You might not like all the shows Taub brings to Chicago — and, by the way, he draws from music, theater, dance and the various intersections thereof — but he never wastes your time. I think that's because he keeps it real. “I don't look for linear narratives,” he said, “because I think that the episodic, fractured narrative really is closer to our multitasking world. I can walk out on Michigan Avenue, and three out of five people are on their cell phones. I try to have work on our stage that is similarly multifaceted.”
There aren't many museums in the U.S. with extensive performance series — the Walker Arts Center in Minneapolis, the Wexner Center in Columbus, Ohio, the Institute of Contemporary Art in Boston and the Yerba Buena Center for the Arts in San Francisco are Taub's main peers, along with the Brooklyn Academy of Music.

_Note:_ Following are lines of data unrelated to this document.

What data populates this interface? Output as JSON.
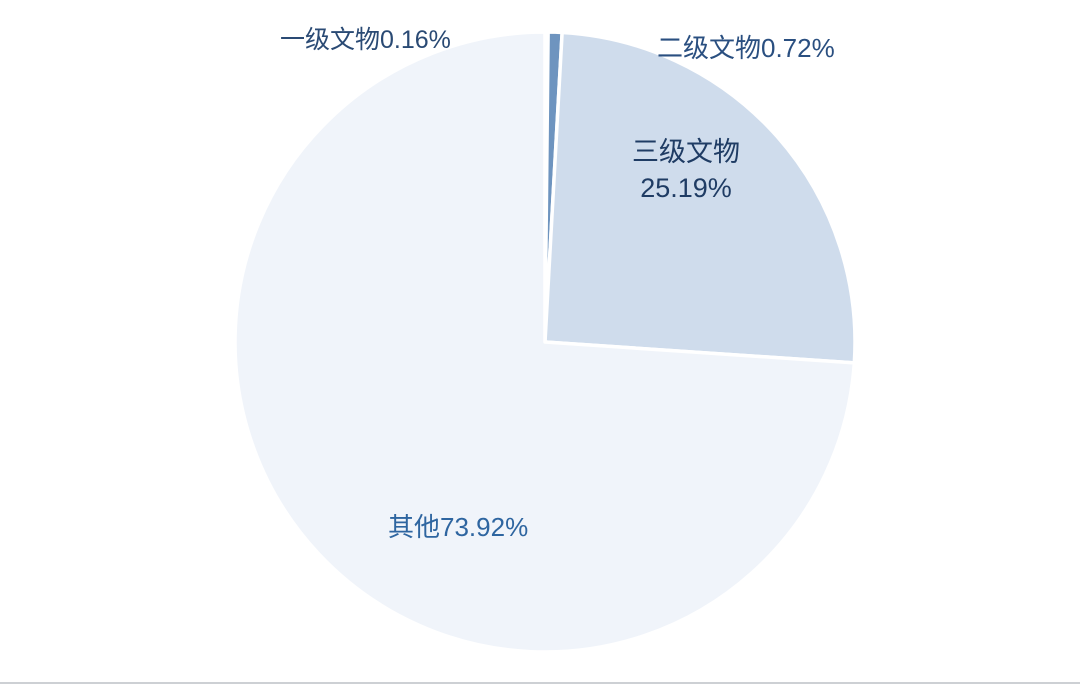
{
  "chart_data": {
    "type": "pie",
    "title": "",
    "legend": false,
    "start_angle": "top",
    "direction": "clockwise",
    "slice_border_color": "#ffffff",
    "background_color": "#ffffff",
    "slices": [
      {
        "id": "grade1",
        "name": "一级文物",
        "value": 0.16,
        "display": "一级文物0.16%",
        "color": "#4e7bab",
        "label_color": "#2a4a74"
      },
      {
        "id": "grade2",
        "name": "二级文物",
        "value": 0.72,
        "display": "二级文物0.72%",
        "color": "#6e94bf",
        "label_color": "#2a4f80"
      },
      {
        "id": "grade3",
        "name": "三级文物",
        "value": 25.19,
        "display": "三级文物 25.19%",
        "color": "#cfdcec",
        "label_color": "#1f3c64"
      },
      {
        "id": "other",
        "name": "其他",
        "value": 73.92,
        "display": "其他73.92%",
        "color": "#f0f4fa",
        "label_color": "#2e65a0"
      }
    ]
  },
  "labels": {
    "grade1": "一级文物0.16%",
    "grade2": "二级文物0.72%",
    "grade3_line1": "三级文物",
    "grade3_line2": "25.19%",
    "other": "其他73.92%"
  }
}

But Taub has an annual budget of only about $750,000 to work with; BAM spends closer to $20 million. That probably explains why the MCA series is not as well known as it should be.
It's true that other Chicago groups present international work — most notably Chicago Shakespeare Theater, the Goodman Theatre and the Dance Center of Columbia College. But with Performing Arts Chicago long gone and our local universities not doing anywhere near as much arts presenting as, say, the Krannert Center at the University of Illinois at Urbana-Champaign, the MCA performance series is a crucial part of the Chicago cultural landscape. Better yet, the MCA has a terrific, unpretentious venue, with neutral decor, a large stage, a sophisticated atmosphere and a visual and acoustic setup that focuses the mind on the work at hand. And it brings people to the very heart of the growing theater district on the shoparama known as the Magnificent Mile.

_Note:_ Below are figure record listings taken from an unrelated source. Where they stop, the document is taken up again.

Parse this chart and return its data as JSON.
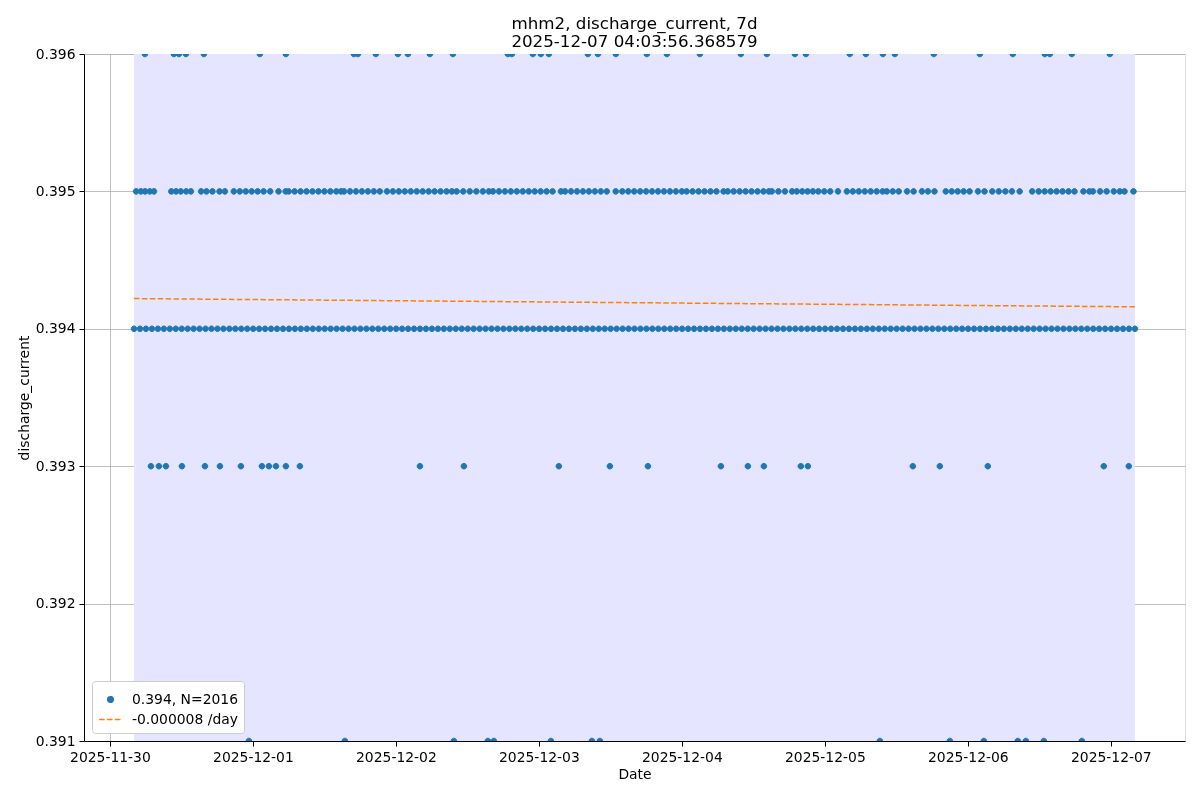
{
  "chart_data": {
    "type": "scatter",
    "title": "mhm2, discharge_current, 7d",
    "subtitle": "2025-12-07 04:03:56.368579",
    "xlabel": "Date",
    "ylabel": "discharge_current",
    "xlim": [
      "2025-11-29T19:39",
      "2025-12-07T12:27"
    ],
    "xticks": [
      "2025-11-30",
      "2025-12-01",
      "2025-12-02",
      "2025-12-03",
      "2025-12-04",
      "2025-12-05",
      "2025-12-06",
      "2025-12-07"
    ],
    "ylim": [
      0.391,
      0.396
    ],
    "yticks": [
      0.391,
      0.392,
      0.393,
      0.394,
      0.395,
      0.396
    ],
    "grid": true,
    "legend": "bottom left",
    "bands": [
      {
        "axis": "x",
        "from": "2025-11-30T04:03",
        "to": "2025-12-07T04:03",
        "color": "#e5e5ff"
      }
    ],
    "series": [
      {
        "name": "0.394, N=2016",
        "color": "#1f77b4",
        "marker": "circle",
        "x": [
          "2025-11-30T04:03",
          "2025-11-30T05:03",
          "2025-11-30T06:03",
          "2025-11-30T07:03",
          "2025-11-30T08:03",
          "2025-11-30T09:03",
          "2025-11-30T10:03",
          "2025-11-30T11:03",
          "2025-11-30T12:03",
          "2025-11-30T13:03",
          "2025-11-30T14:03",
          "2025-11-30T15:03",
          "2025-11-30T16:03",
          "2025-11-30T17:03",
          "2025-11-30T18:03",
          "2025-11-30T19:03",
          "2025-11-30T20:03",
          "2025-11-30T21:03",
          "2025-11-30T22:03",
          "2025-11-30T23:03",
          "2025-12-01T00:03",
          "2025-12-01T01:03",
          "2025-12-01T02:03",
          "2025-12-01T03:03",
          "2025-12-01T04:03",
          "2025-12-01T05:03",
          "2025-12-01T06:03",
          "2025-12-01T07:03",
          "2025-12-01T08:03",
          "2025-12-01T09:03",
          "2025-12-01T10:03",
          "2025-12-01T11:03",
          "2025-12-01T12:03",
          "2025-12-01T13:03",
          "2025-12-01T14:03",
          "2025-12-01T15:03",
          "2025-12-01T16:03",
          "2025-12-01T17:03",
          "2025-12-01T18:03",
          "2025-12-01T19:03",
          "2025-12-01T20:03",
          "2025-12-01T21:03",
          "2025-12-01T22:03",
          "2025-12-01T23:03",
          "2025-12-02T00:03",
          "2025-12-02T01:03",
          "2025-12-02T02:03",
          "2025-12-02T03:03",
          "2025-12-02T04:03",
          "2025-12-02T05:03",
          "2025-12-02T06:03",
          "2025-12-02T07:03",
          "2025-12-02T08:03",
          "2025-12-02T09:03",
          "2025-12-02T10:03",
          "2025-12-02T11:03",
          "2025-12-02T12:03",
          "2025-12-02T13:03",
          "2025-12-02T14:03",
          "2025-12-02T15:03",
          "2025-12-02T16:03",
          "2025-12-02T17:03",
          "2025-12-02T18:03",
          "2025-12-02T19:03",
          "2025-12-02T20:03",
          "2025-12-02T21:03",
          "2025-12-02T22:03",
          "2025-12-02T23:03",
          "2025-12-03T00:03",
          "2025-12-03T01:03",
          "2025-12-03T02:03",
          "2025-12-03T03:03",
          "2025-12-03T04:03",
          "2025-12-03T05:03",
          "2025-12-03T06:03",
          "2025-12-03T07:03",
          "2025-12-03T08:03",
          "2025-12-03T09:03",
          "2025-12-03T10:03",
          "2025-12-03T11:03",
          "2025-12-03T12:03",
          "2025-12-03T13:03",
          "2025-12-03T14:03",
          "2025-12-03T15:03",
          "2025-12-03T16:03",
          "2025-12-03T17:03",
          "2025-12-03T18:03",
          "2025-12-03T19:03",
          "2025-12-03T20:03",
          "2025-12-03T21:03",
          "2025-12-03T22:03",
          "2025-12-03T23:03",
          "2025-12-04T00:03",
          "2025-12-04T01:03",
          "2025-12-04T02:03",
          "2025-12-04T03:03",
          "2025-12-04T04:03",
          "2025-12-04T05:03",
          "2025-12-04T06:03",
          "2025-12-04T07:03",
          "2025-12-04T08:03",
          "2025-12-04T09:03",
          "2025-12-04T10:03",
          "2025-12-04T11:03",
          "2025-12-04T12:03",
          "2025-12-04T13:03",
          "2025-12-04T14:03",
          "2025-12-04T15:03",
          "2025-12-04T16:03",
          "2025-12-04T17:03",
          "2025-12-04T18:03",
          "2025-12-04T19:03",
          "2025-12-04T20:03",
          "2025-12-04T21:03",
          "2025-12-04T22:03",
          "2025-12-04T23:03",
          "2025-12-05T00:03",
          "2025-12-05T01:03",
          "2025-12-05T02:03",
          "2025-12-05T03:03",
          "2025-12-05T04:03",
          "2025-12-05T05:03",
          "2025-12-05T06:03",
          "2025-12-05T07:03",
          "2025-12-05T08:03",
          "2025-12-05T09:03",
          "2025-12-05T10:03",
          "2025-12-05T11:03",
          "2025-12-05T12:03",
          "2025-12-05T13:03",
          "2025-12-05T14:03",
          "2025-12-05T15:03",
          "2025-12-05T16:03",
          "2025-12-05T17:03",
          "2025-12-05T18:03",
          "2025-12-05T19:03",
          "2025-12-05T20:03",
          "2025-12-05T21:03",
          "2025-12-05T22:03",
          "2025-12-05T23:03",
          "2025-12-06T00:03",
          "2025-12-06T01:03",
          "2025-12-06T02:03",
          "2025-12-06T03:03",
          "2025-12-06T04:03",
          "2025-12-06T05:03",
          "2025-12-06T06:03",
          "2025-12-06T07:03",
          "2025-12-06T08:03",
          "2025-12-06T09:03",
          "2025-12-06T10:03",
          "2025-12-06T11:03",
          "2025-12-06T12:03",
          "2025-12-06T13:03",
          "2025-12-06T14:03",
          "2025-12-06T15:03",
          "2025-12-06T16:03",
          "2025-12-06T17:03",
          "2025-12-06T18:03",
          "2025-12-06T19:03",
          "2025-12-06T20:03",
          "2025-12-06T21:03",
          "2025-12-06T22:03",
          "2025-12-06T23:03",
          "2025-12-07T00:03",
          "2025-12-07T01:03",
          "2025-12-07T02:03",
          "2025-12-07T03:03",
          "2025-12-07T04:03",
          "2025-11-30T04:24",
          "2025-11-30T05:12",
          "2025-11-30T05:54",
          "2025-11-30T06:42",
          "2025-11-30T07:24",
          "2025-11-30T10:18",
          "2025-11-30T11:06",
          "2025-11-30T11:54",
          "2025-11-30T12:48",
          "2025-11-30T13:36",
          "2025-11-30T15:18",
          "2025-11-30T16:12",
          "2025-11-30T17:12",
          "2025-11-30T18:24",
          "2025-11-30T19:18",
          "2025-11-30T20:48",
          "2025-11-30T21:48",
          "2025-11-30T22:48",
          "2025-11-30T23:48",
          "2025-12-01T00:48",
          "2025-12-01T01:48",
          "2025-12-01T02:54",
          "2025-12-01T04:18",
          "2025-12-01T05:30",
          "2025-12-01T06:00",
          "2025-12-01T07:00",
          "2025-12-01T08:00",
          "2025-12-01T09:00",
          "2025-12-01T10:00",
          "2025-12-01T11:00",
          "2025-12-01T12:00",
          "2025-12-01T13:00",
          "2025-12-01T14:00",
          "2025-12-01T14:48",
          "2025-12-01T15:18",
          "2025-12-01T16:18",
          "2025-12-01T17:18",
          "2025-12-01T18:18",
          "2025-12-01T19:18",
          "2025-12-01T20:18",
          "2025-12-01T21:18",
          "2025-12-01T22:30",
          "2025-12-01T23:30",
          "2025-12-02T00:30",
          "2025-12-02T01:30",
          "2025-12-02T02:30",
          "2025-12-02T03:30",
          "2025-12-02T04:30",
          "2025-12-02T05:30",
          "2025-12-02T06:30",
          "2025-12-02T07:30",
          "2025-12-02T08:30",
          "2025-12-02T09:24",
          "2025-12-02T10:12",
          "2025-12-02T11:18",
          "2025-12-02T12:24",
          "2025-12-02T13:30",
          "2025-12-02T14:36",
          "2025-12-02T15:36",
          "2025-12-02T16:18",
          "2025-12-02T17:18",
          "2025-12-02T18:18",
          "2025-12-02T19:18",
          "2025-12-02T20:18",
          "2025-12-02T21:18",
          "2025-12-02T22:18",
          "2025-12-02T23:18",
          "2025-12-03T00:18",
          "2025-12-03T01:18",
          "2025-12-03T02:18",
          "2025-12-03T03:42",
          "2025-12-03T04:24",
          "2025-12-03T05:24",
          "2025-12-03T06:24",
          "2025-12-03T07:24",
          "2025-12-03T08:24",
          "2025-12-03T09:24",
          "2025-12-03T10:24",
          "2025-12-03T11:24",
          "2025-12-03T12:54",
          "2025-12-03T14:00",
          "2025-12-03T15:00",
          "2025-12-03T16:00",
          "2025-12-03T17:00",
          "2025-12-03T18:00",
          "2025-12-03T19:00",
          "2025-12-03T20:00",
          "2025-12-03T21:00",
          "2025-12-03T22:00",
          "2025-12-03T23:00",
          "2025-12-04T00:00",
          "2025-12-04T00:48",
          "2025-12-04T01:48",
          "2025-12-04T02:48",
          "2025-12-04T03:48",
          "2025-12-04T04:48",
          "2025-12-04T05:48",
          "2025-12-04T07:00",
          "2025-12-04T07:42",
          "2025-12-04T08:42",
          "2025-12-04T09:42",
          "2025-12-04T10:42",
          "2025-12-04T11:42",
          "2025-12-04T12:42",
          "2025-12-04T13:42",
          "2025-12-04T14:36",
          "2025-12-04T15:06",
          "2025-12-04T16:12",
          "2025-12-04T17:18",
          "2025-12-04T18:30",
          "2025-12-04T19:18",
          "2025-12-04T20:12",
          "2025-12-04T21:06",
          "2025-12-04T22:00",
          "2025-12-04T22:54",
          "2025-12-04T23:54",
          "2025-12-05T00:54",
          "2025-12-05T02:12",
          "2025-12-05T03:42",
          "2025-12-05T04:42",
          "2025-12-05T05:42",
          "2025-12-05T06:42",
          "2025-12-05T07:42",
          "2025-12-05T08:42",
          "2025-12-05T09:42",
          "2025-12-05T10:24",
          "2025-12-05T11:24",
          "2025-12-05T12:24",
          "2025-12-05T13:48",
          "2025-12-05T14:54",
          "2025-12-05T16:18",
          "2025-12-05T17:18",
          "2025-12-05T18:24",
          "2025-12-05T20:18",
          "2025-12-05T21:18",
          "2025-12-05T22:18",
          "2025-12-05T23:18",
          "2025-12-06T00:18",
          "2025-12-06T01:42",
          "2025-12-06T02:48",
          "2025-12-06T04:06",
          "2025-12-06T05:12",
          "2025-12-06T06:18",
          "2025-12-06T07:24",
          "2025-12-06T08:42",
          "2025-12-06T10:48",
          "2025-12-06T11:54",
          "2025-12-06T12:54",
          "2025-12-06T13:54",
          "2025-12-06T14:54",
          "2025-12-06T15:54",
          "2025-12-06T16:54",
          "2025-12-06T17:54",
          "2025-12-06T19:24",
          "2025-12-06T20:24",
          "2025-12-06T21:00",
          "2025-12-06T22:12",
          "2025-12-06T23:18",
          "2025-12-07T00:30",
          "2025-12-07T01:30",
          "2025-12-07T02:18",
          "2025-12-07T03:48",
          "2025-11-30T05:52",
          "2025-11-30T10:44",
          "2025-11-30T11:35",
          "2025-11-30T12:45",
          "2025-11-30T15:46",
          "2025-12-01T01:10",
          "2025-12-01T05:32",
          "2025-12-01T16:57",
          "2025-12-01T17:37",
          "2025-12-01T20:38",
          "2025-12-02T00:20",
          "2025-12-02T02:01",
          "2025-12-02T05:42",
          "2025-12-02T09:34",
          "2025-12-02T18:48",
          "2025-12-02T19:28",
          "2025-12-02T22:59",
          "2025-12-03T00:20",
          "2025-12-03T01:41",
          "2025-12-03T08:13",
          "2025-12-03T09:54",
          "2025-12-03T12:55",
          "2025-12-03T18:07",
          "2025-12-03T21:29",
          "2025-12-04T03:01",
          "2025-12-04T09:54",
          "2025-12-04T14:16",
          "2025-12-04T18:58",
          "2025-12-04T20:49",
          "2025-12-05T04:11",
          "2025-12-05T06:53",
          "2025-12-05T09:44",
          "2025-12-05T11:45",
          "2025-12-05T18:17",
          "2025-12-06T02:01",
          "2025-12-06T07:33",
          "2025-12-06T12:55",
          "2025-12-06T13:46",
          "2025-12-06T17:27",
          "2025-12-06T23:50",
          "2025-11-30T06:53",
          "2025-11-30T08:13",
          "2025-11-30T09:24",
          "2025-11-30T12:05",
          "2025-11-30T15:57",
          "2025-11-30T18:28",
          "2025-11-30T21:59",
          "2025-12-01T01:31",
          "2025-12-01T02:41",
          "2025-12-01T03:52",
          "2025-12-01T05:32",
          "2025-12-01T07:53",
          "2025-12-02T04:02",
          "2025-12-02T11:25",
          "2025-12-03T03:21",
          "2025-12-03T11:55",
          "2025-12-03T18:18",
          "2025-12-04T06:33",
          "2025-12-04T11:05",
          "2025-12-04T13:46",
          "2025-12-04T19:58",
          "2025-12-04T21:09",
          "2025-12-05T14:46",
          "2025-12-05T19:18",
          "2025-12-06T03:21",
          "2025-12-06T22:49",
          "2025-12-07T03:01",
          "2025-11-30T23:20",
          "2025-12-01T15:26",
          "2025-12-02T09:44",
          "2025-12-02T15:26",
          "2025-12-02T16:27",
          "2025-12-03T02:01",
          "2025-12-03T08:54",
          "2025-12-03T10:14",
          "2025-12-05T09:14",
          "2025-12-05T20:59",
          "2025-12-06T02:41",
          "2025-12-06T08:23",
          "2025-12-06T09:44",
          "2025-12-06T12:45",
          "2025-12-06T19:08"
        ],
        "values": [
          0.394,
          0.394,
          0.394,
          0.394,
          0.394,
          0.394,
          0.394,
          0.394,
          0.394,
          0.394,
          0.394,
          0.394,
          0.394,
          0.394,
          0.394,
          0.394,
          0.394,
          0.394,
          0.394,
          0.394,
          0.394,
          0.394,
          0.394,
          0.394,
          0.394,
          0.394,
          0.394,
          0.394,
          0.394,
          0.394,
          0.394,
          0.394,
          0.394,
          0.394,
          0.394,
          0.394,
          0.394,
          0.394,
          0.394,
          0.394,
          0.394,
          0.394,
          0.394,
          0.394,
          0.394,
          0.394,
          0.394,
          0.394,
          0.394,
          0.394,
          0.394,
          0.394,
          0.394,
          0.394,
          0.394,
          0.394,
          0.394,
          0.394,
          0.394,
          0.394,
          0.394,
          0.394,
          0.394,
          0.394,
          0.394,
          0.394,
          0.394,
          0.394,
          0.394,
          0.394,
          0.394,
          0.394,
          0.394,
          0.394,
          0.394,
          0.394,
          0.394,
          0.394,
          0.394,
          0.394,
          0.394,
          0.394,
          0.394,
          0.394,
          0.394,
          0.394,
          0.394,
          0.394,
          0.394,
          0.394,
          0.394,
          0.394,
          0.394,
          0.394,
          0.394,
          0.394,
          0.394,
          0.394,
          0.394,
          0.394,
          0.394,
          0.394,
          0.394,
          0.394,
          0.394,
          0.394,
          0.394,
          0.394,
          0.394,
          0.394,
          0.394,
          0.394,
          0.394,
          0.394,
          0.394,
          0.394,
          0.394,
          0.394,
          0.394,
          0.394,
          0.394,
          0.394,
          0.394,
          0.394,
          0.394,
          0.394,
          0.394,
          0.394,
          0.394,
          0.394,
          0.394,
          0.394,
          0.394,
          0.394,
          0.394,
          0.394,
          0.394,
          0.394,
          0.394,
          0.394,
          0.394,
          0.394,
          0.394,
          0.394,
          0.394,
          0.394,
          0.394,
          0.394,
          0.394,
          0.394,
          0.394,
          0.394,
          0.394,
          0.394,
          0.394,
          0.394,
          0.394,
          0.394,
          0.394,
          0.394,
          0.394,
          0.394,
          0.394,
          0.394,
          0.394,
          0.394,
          0.394,
          0.394,
          0.394,
          0.395,
          0.395,
          0.395,
          0.395,
          0.395,
          0.395,
          0.395,
          0.395,
          0.395,
          0.395,
          0.395,
          0.395,
          0.395,
          0.395,
          0.395,
          0.395,
          0.395,
          0.395,
          0.395,
          0.395,
          0.395,
          0.395,
          0.395,
          0.395,
          0.395,
          0.395,
          0.395,
          0.395,
          0.395,
          0.395,
          0.395,
          0.395,
          0.395,
          0.395,
          0.395,
          0.395,
          0.395,
          0.395,
          0.395,
          0.395,
          0.395,
          0.395,
          0.395,
          0.395,
          0.395,
          0.395,
          0.395,
          0.395,
          0.395,
          0.395,
          0.395,
          0.395,
          0.395,
          0.395,
          0.395,
          0.395,
          0.395,
          0.395,
          0.395,
          0.395,
          0.395,
          0.395,
          0.395,
          0.395,
          0.395,
          0.395,
          0.395,
          0.395,
          0.395,
          0.395,
          0.395,
          0.395,
          0.395,
          0.395,
          0.395,
          0.395,
          0.395,
          0.395,
          0.395,
          0.395,
          0.395,
          0.395,
          0.395,
          0.395,
          0.395,
          0.395,
          0.395,
          0.395,
          0.395,
          0.395,
          0.395,
          0.395,
          0.395,
          0.395,
          0.395,
          0.395,
          0.395,
          0.395,
          0.395,
          0.395,
          0.395,
          0.395,
          0.395,
          0.395,
          0.395,
          0.395,
          0.395,
          0.395,
          0.395,
          0.395,
          0.395,
          0.395,
          0.395,
          0.395,
          0.395,
          0.395,
          0.395,
          0.395,
          0.395,
          0.395,
          0.395,
          0.395,
          0.395,
          0.395,
          0.395,
          0.395,
          0.395,
          0.395,
          0.395,
          0.395,
          0.395,
          0.395,
          0.395,
          0.395,
          0.395,
          0.395,
          0.395,
          0.395,
          0.395,
          0.395,
          0.395,
          0.395,
          0.395,
          0.395,
          0.395,
          0.395,
          0.395,
          0.395,
          0.395,
          0.395,
          0.395,
          0.395,
          0.395,
          0.395,
          0.395,
          0.395,
          0.395,
          0.395,
          0.395,
          0.395,
          0.395,
          0.395,
          0.396,
          0.396,
          0.396,
          0.396,
          0.396,
          0.396,
          0.396,
          0.396,
          0.396,
          0.396,
          0.396,
          0.396,
          0.396,
          0.396,
          0.396,
          0.396,
          0.396,
          0.396,
          0.396,
          0.396,
          0.396,
          0.396,
          0.396,
          0.396,
          0.396,
          0.396,
          0.396,
          0.396,
          0.396,
          0.396,
          0.396,
          0.396,
          0.396,
          0.396,
          0.396,
          0.396,
          0.396,
          0.396,
          0.396,
          0.396,
          0.393,
          0.393,
          0.393,
          0.393,
          0.393,
          0.393,
          0.393,
          0.393,
          0.393,
          0.393,
          0.393,
          0.393,
          0.393,
          0.393,
          0.393,
          0.393,
          0.393,
          0.393,
          0.393,
          0.393,
          0.393,
          0.393,
          0.393,
          0.393,
          0.393,
          0.393,
          0.393,
          0.391,
          0.391,
          0.391,
          0.391,
          0.391,
          0.391,
          0.391,
          0.391,
          0.391,
          0.391,
          0.391,
          0.391,
          0.391,
          0.391,
          0.391
        ]
      },
      {
        "name": "-0.000008 /day",
        "type": "line",
        "color": "#ff7f0e",
        "line_style": "dashed",
        "x": [
          "2025-11-30T04:03",
          "2025-12-07T04:03"
        ],
        "values": [
          0.39422,
          0.39416
        ]
      }
    ]
  }
}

I hope the museum and its supporters will send more resources Taub's way. The MCA Stage could, should be our equivalent of BAM. But it needs to be busier, so people get in the habit of going there. Taub says he wants to do more to introduce his shows to their local counterparts, and get the MCA more involved in the development of new work.
Even if you don't know much about, say, the Big Dance Theater (coming in November) or the dance-theater company Betontanc and the Latvian puppet theater troupe Umka LV (appearing together in January), I predict with growing confidence that neither show will be a disappointment.
After all, Taub has picked 'em.
Thank you Chris for this article. I have been a big supporter and advocate of the MCA Stage for years, and I hope that many, many more people, because of your writing, will come see the rest of its season. I cannot but agree wholeheartedly that the MCA Stage is our BAM, and hopefully our theater audiences realize how critical its role is in our artistic life. Peter Taub is a brilliant guy with the most impressive taste in performing arts.
Posted by: Francis | October 07, 2010 at 12:25 PM
Spot on, Chris. The MCA consistently has the finest programming in Chicago. As a local performing artist, I'd be especially interested in seeing what would come of forging greater relations between visiting artists and the local talent. In the contemporary age, sometimes all it takes is that introductory spark to create continuing (transcontinental and beyond) creative relationships, which is something the theatrical world in general and Chicago specifically could stand a lot more of.
Thanks for everything your do, Peter -- I look forward to continued artistic excellence on the MCA stage.
Posted by: Paul Rekk | October 07, 2010 at 01:58 PM
Thanks, Chris, for highlighting the MCA and Taub. The MCA hosts one of the most lively and provocative performance series we have in town--a much-needed antidote to provincialism. I, too, was at the Superamas show "Empire (Art & Politics)" and felt pretty grateful I didn't have to go to NYC to see it.